LE MONDE | | Par Mara Goyet
Il faut se souvenir des retrouvailles avec les élèves quelques jours après les attentats du 13 novembre 2015. Ils comptaient sur leurs professeurs pour les rassurer, ils comptaient sur l’école et ses murs pour les protéger.
Nous, nous étions désemparés : nous ne pouvions pas leur affirmer que cela ne pourrait plus jamais arriver. Nous ne pouvions rien leur jurer, à peine pouvions-nous leur expliquer. Il a fallu improviser, et ce qui m’est venu, c’est de leur faire raconter. Le moment où ils ont appris qu’à Paris, on était en train de tuer des gens rassemblés.
Le récit de petites choses s’est ainsi déployé, comme en creux de l’affolement généralisé : des pizzas commandées, des familles sur des canapés, des disputes pour la télécommande, ou alors un réveil alarmé alors qu’on était déjà couché.
Comment résister
En filigrane, en creux, sous le tragique et l’apocalyptique, il y eut alors comme une poignante évocation du bonheur, des vendredis soir sans histoires. Puis du samedi assommé, dans un Paris déserté. Dimanche, la vie qui reprend, la quête du pain, la Seine qui coule. La vie, simple et tranquille. Celle qu’on ne voit pas passer.
Ne nous trompons pas, je ne plaide pas pour un enseignement du goût des petites choses. Ni pour une forme de repli sur l’infime par temps dépressif. Je ne veux pas devenir professeur de la délicate saveur du lait imprégné de céréales chocolatées, enseignante ès mignonnettes et historiettes.
Non, simplement je songe aux paroles sages de Sancho Panza à la fin de Don Quichotte :« Hélas ! Ne mourez pas, Monsieur ; suivez plutôt mon conseil et vivez encore longtemps. Parce que la plus grande folie que puisse faire un homme dans cette vie, c’est de se laisser mourir, tout bêtement, sans que personne ne le tue, et que ce soient les mains de la mélancolie qui l’achèvent. »

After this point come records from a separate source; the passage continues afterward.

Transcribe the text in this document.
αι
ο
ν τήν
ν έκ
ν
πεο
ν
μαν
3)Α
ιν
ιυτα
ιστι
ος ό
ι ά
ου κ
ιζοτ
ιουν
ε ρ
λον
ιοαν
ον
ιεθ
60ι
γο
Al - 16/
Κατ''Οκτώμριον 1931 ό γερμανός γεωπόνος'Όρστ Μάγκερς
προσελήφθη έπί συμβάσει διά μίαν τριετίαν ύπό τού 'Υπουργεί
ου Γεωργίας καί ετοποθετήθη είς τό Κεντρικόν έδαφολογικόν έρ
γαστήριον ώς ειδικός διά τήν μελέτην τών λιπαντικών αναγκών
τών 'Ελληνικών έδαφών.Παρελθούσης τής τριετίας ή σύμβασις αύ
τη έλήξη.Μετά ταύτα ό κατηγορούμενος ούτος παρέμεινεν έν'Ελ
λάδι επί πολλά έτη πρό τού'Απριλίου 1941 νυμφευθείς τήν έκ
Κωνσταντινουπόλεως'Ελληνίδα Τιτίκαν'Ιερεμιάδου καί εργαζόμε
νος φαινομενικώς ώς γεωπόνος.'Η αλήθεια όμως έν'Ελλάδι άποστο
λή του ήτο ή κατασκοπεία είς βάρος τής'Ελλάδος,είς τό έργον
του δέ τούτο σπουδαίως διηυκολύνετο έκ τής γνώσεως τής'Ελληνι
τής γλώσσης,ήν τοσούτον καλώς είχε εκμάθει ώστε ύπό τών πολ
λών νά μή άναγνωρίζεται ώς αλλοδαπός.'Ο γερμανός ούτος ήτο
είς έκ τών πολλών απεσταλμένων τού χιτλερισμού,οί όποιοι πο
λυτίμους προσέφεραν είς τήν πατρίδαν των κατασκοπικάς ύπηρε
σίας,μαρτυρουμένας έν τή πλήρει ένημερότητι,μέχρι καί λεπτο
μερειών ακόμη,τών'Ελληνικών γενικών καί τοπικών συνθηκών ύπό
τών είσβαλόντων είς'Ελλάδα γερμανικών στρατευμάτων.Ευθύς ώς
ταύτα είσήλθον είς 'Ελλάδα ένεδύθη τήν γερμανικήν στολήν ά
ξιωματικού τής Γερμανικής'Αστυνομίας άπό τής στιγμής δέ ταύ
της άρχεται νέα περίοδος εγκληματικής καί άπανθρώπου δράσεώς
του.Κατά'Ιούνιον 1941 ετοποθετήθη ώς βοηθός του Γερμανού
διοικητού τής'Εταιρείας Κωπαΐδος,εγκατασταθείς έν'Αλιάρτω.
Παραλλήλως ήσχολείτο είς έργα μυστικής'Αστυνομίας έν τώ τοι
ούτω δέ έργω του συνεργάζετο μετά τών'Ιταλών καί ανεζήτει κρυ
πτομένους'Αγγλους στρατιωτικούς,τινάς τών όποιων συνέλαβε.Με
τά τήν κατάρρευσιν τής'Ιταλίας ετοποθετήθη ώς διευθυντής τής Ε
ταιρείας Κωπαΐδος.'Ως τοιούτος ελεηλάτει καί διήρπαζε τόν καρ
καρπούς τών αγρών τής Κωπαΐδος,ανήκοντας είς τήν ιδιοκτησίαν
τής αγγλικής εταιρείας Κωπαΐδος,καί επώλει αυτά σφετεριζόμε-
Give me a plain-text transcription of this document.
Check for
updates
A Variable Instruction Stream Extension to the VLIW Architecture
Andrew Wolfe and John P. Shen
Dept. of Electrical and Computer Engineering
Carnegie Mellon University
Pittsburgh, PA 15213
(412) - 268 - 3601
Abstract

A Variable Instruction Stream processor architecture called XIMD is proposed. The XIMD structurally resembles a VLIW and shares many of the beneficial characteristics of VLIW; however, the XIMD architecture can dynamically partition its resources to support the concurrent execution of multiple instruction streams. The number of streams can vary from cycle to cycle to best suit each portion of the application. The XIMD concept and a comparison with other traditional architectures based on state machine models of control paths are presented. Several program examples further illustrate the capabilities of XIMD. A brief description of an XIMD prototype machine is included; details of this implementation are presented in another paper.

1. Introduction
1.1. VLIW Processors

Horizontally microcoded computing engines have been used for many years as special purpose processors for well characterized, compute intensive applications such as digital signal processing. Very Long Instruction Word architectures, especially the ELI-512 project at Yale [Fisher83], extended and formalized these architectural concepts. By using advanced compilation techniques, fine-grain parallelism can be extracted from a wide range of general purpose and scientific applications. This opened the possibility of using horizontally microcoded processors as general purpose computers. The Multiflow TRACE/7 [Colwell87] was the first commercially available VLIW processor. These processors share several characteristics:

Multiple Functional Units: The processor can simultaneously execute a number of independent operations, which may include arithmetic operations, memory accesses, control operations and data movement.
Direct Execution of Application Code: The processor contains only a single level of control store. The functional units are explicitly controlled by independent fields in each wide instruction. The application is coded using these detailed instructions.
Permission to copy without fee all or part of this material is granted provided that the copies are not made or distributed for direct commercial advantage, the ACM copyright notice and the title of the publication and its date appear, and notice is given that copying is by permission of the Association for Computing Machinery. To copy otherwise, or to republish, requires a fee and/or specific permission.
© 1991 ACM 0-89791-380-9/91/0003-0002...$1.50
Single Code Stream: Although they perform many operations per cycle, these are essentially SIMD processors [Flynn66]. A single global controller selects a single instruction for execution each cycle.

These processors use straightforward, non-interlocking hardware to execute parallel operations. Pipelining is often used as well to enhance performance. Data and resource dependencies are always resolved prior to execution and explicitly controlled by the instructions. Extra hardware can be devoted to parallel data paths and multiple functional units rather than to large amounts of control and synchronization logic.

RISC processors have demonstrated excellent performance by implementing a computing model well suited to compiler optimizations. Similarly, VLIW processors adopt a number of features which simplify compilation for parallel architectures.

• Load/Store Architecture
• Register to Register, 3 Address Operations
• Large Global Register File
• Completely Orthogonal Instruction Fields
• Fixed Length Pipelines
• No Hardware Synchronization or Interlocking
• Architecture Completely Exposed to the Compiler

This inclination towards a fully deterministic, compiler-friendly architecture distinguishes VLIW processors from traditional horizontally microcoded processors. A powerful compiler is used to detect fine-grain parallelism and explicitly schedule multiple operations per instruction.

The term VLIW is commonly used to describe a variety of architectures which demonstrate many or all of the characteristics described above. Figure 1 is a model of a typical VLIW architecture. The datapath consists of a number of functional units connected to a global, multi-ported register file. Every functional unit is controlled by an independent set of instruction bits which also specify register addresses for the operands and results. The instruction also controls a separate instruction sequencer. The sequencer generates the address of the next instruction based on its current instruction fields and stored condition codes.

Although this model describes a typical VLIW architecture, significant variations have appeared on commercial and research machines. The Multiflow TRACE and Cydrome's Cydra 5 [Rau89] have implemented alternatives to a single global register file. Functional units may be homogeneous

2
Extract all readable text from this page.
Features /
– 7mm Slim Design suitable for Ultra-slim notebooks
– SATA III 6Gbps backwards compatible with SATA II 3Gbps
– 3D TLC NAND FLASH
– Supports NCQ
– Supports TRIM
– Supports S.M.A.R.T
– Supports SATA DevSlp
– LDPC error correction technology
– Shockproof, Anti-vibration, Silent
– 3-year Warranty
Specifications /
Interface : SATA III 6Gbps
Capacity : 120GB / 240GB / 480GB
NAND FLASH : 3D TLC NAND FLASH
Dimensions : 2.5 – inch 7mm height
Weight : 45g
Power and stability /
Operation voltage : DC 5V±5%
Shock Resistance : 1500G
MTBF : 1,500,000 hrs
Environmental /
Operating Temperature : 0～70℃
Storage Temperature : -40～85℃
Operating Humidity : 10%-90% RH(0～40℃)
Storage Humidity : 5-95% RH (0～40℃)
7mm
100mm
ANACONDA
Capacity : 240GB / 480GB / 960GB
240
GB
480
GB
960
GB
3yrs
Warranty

Et je me demande comment résister. Comment faire une place aux raisons d’espérer qui ne trahisse pas la réalité ? En novembre 2015, en classe, des détails apparemment insignifiants ont éloigné pour un moment ces mains.
La basse continue du tragique
Les « mains de la mélancolie », en classe, ne sont jamais loin. Sans que l’enseignement de l’histoire-géographie soit une leçon de ténèbres, force est de constater que nous passons l’année à évoquer des territoires dévastés, ségrégués, menacés (qu’un écoquartier peine à consoler), des individus morts, forcément morts. Tous morts.